Well, I did finish one story but not the meaty story, weekend-writing-goal-fail. I got wrapped up in the first story. It passed with fiancé with relatively little complaint or issue, which is a first. She did have a comment about it not feeling fresh, having done some reflecting I agree – she isn’t a science fiction fan either, color me impressed. I’ve spent some time thinking about how to more explicitly present some elements that I implicitly had woven in. Perhaps I thought I was being clever by being oblique or maybe it was a rookie mistake, I don’t know, I’m still learning. I feel by making the sublte elements more visible I can give the story some mojo, a little more oomph.
Reordering some of the events presented clarity to the evolution of the story. I think in a very short time the story has come a long way, almost unrecognizable from the first draft. I think this short story is stronger, unique, but not different enough to feel weird or terribly unfamiliar.
I’d like to think this story is salable but it ultimately isn’t up to me. Hopefully the untold of hours of slaving in the word mines will start to pay off soon. I still haven’t broken the 1 million word mark but I am pretty close. If you aren’t familiar with the 1 million word rule, it takes that many words to jump the novice fence and into the money making writer club. I don’t know how true that is, I suppose time will tell. I’d like to think every wade through the crap-filled novice river means I am that much closer to catching a keeper and feeding my family, aka student loans – they have hungry mouths.

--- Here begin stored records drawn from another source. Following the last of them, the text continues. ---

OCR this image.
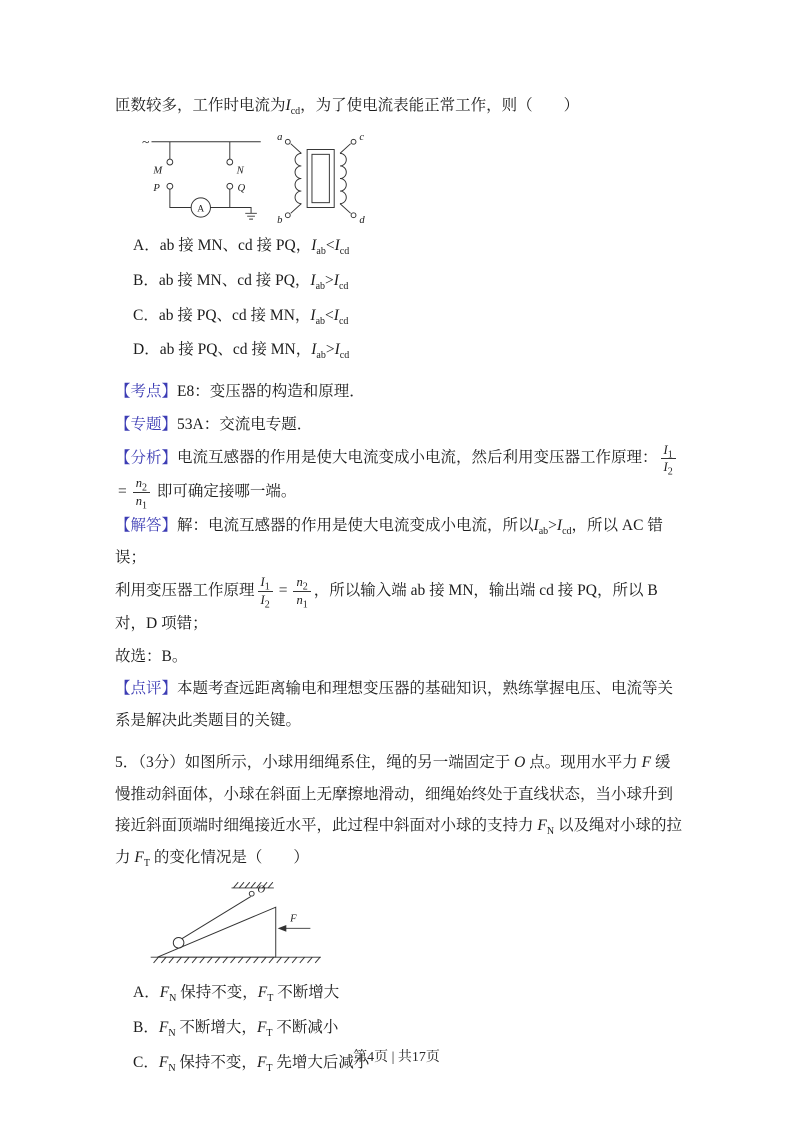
匝数较多，工作时电流为$I_{cd}$，为了使电流表能正常工作，则（　　）

~
M	N
P	Q
A
a
b
c
d

A．ab 接 MN、cd 接 PQ，$I_{ab}<I_{cd}$

B．ab 接 MN、cd 接 PQ，$I_{ab}>I_{cd}$

C．ab 接 PQ、cd 接 MN，$I_{ab}<I_{cd}$

D．ab 接 PQ、cd 接 MN，$I_{ab}>I_{cd}$

【考点】E8：变压器的构造和原理．

【专题】53A：交流电专题．

【分析】电流互感器的作用是使大电流变成小电流，然后利用变压器工作原理： $\frac{I_1}{I_2}$
= $\frac{n_2}{n_1}$ 即可确定接哪一端。

【解答】解：电流互感器的作用是使大电流变成小电流，所以$I_{ab}>I_{cd}$，所以 AC 错误；

利用变压器工作原理 $\frac{I_1}{I_2} = \frac{n_2}{n_1}$ ，所以输入端 ab 接 MN，输出端 cd 接 PQ，所以 B 对，D 项错；

故选：B。

【点评】本题考查远距离输电和理想变压器的基础知识，熟练掌握电压、电流等关系是解决此类题目的关键。

5．（3分）如图所示，小球用细绳系住，绳的另一端固定于 O 点。现用水平力 F 缓慢推动斜面体，小球在斜面上无摩擦地滑动，细绳始终处于直线状态，当小球升到接近斜面顶端时细绳接近水平，此过程中斜面对小球的支持力 $F_N$ 以及绳对小球的拉力 $F_T$ 的变化情况是（　　）

O
F

A．$F_N$ 保持不变，$F_T$ 不断增大

B．$F_N$ 不断增大，$F_T$ 不断减小

C．$F_N$ 保持不变，$F_T$ 先增大后减小

第4页 | 共17页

After reading Writing to Sell by Scott Meredith, I learned some nifty tricks/ideas on how to write a marketable story. One chapter in particular that struck home was the insights into flashbacks. Essentially keep flashbacks short and sweet, or make a chapter. Don’t make this entire weird dialogue in the middle of a moving story where the reader finds themselves magically whisked away, it breaks that magical fantasy land and gets confusing.
Yeah, I’m guilty of that.
I did start editing the meaty story, but I didn’t finish. I ended up cutting the 15k words down to 7k. Cutting flashbacks and streamlining some events really made the difference. I suppose that is the magic of editing. Take 15k words of meh and turning it into 7k words of gold. Still plenty of work left to do, but generally that is where I left things before jumping back into the first story. I need to get that beast slain.
So my new goal is a recycled old goal; finish the second story by this weekend.
What about you penmonkeys, what are your goals?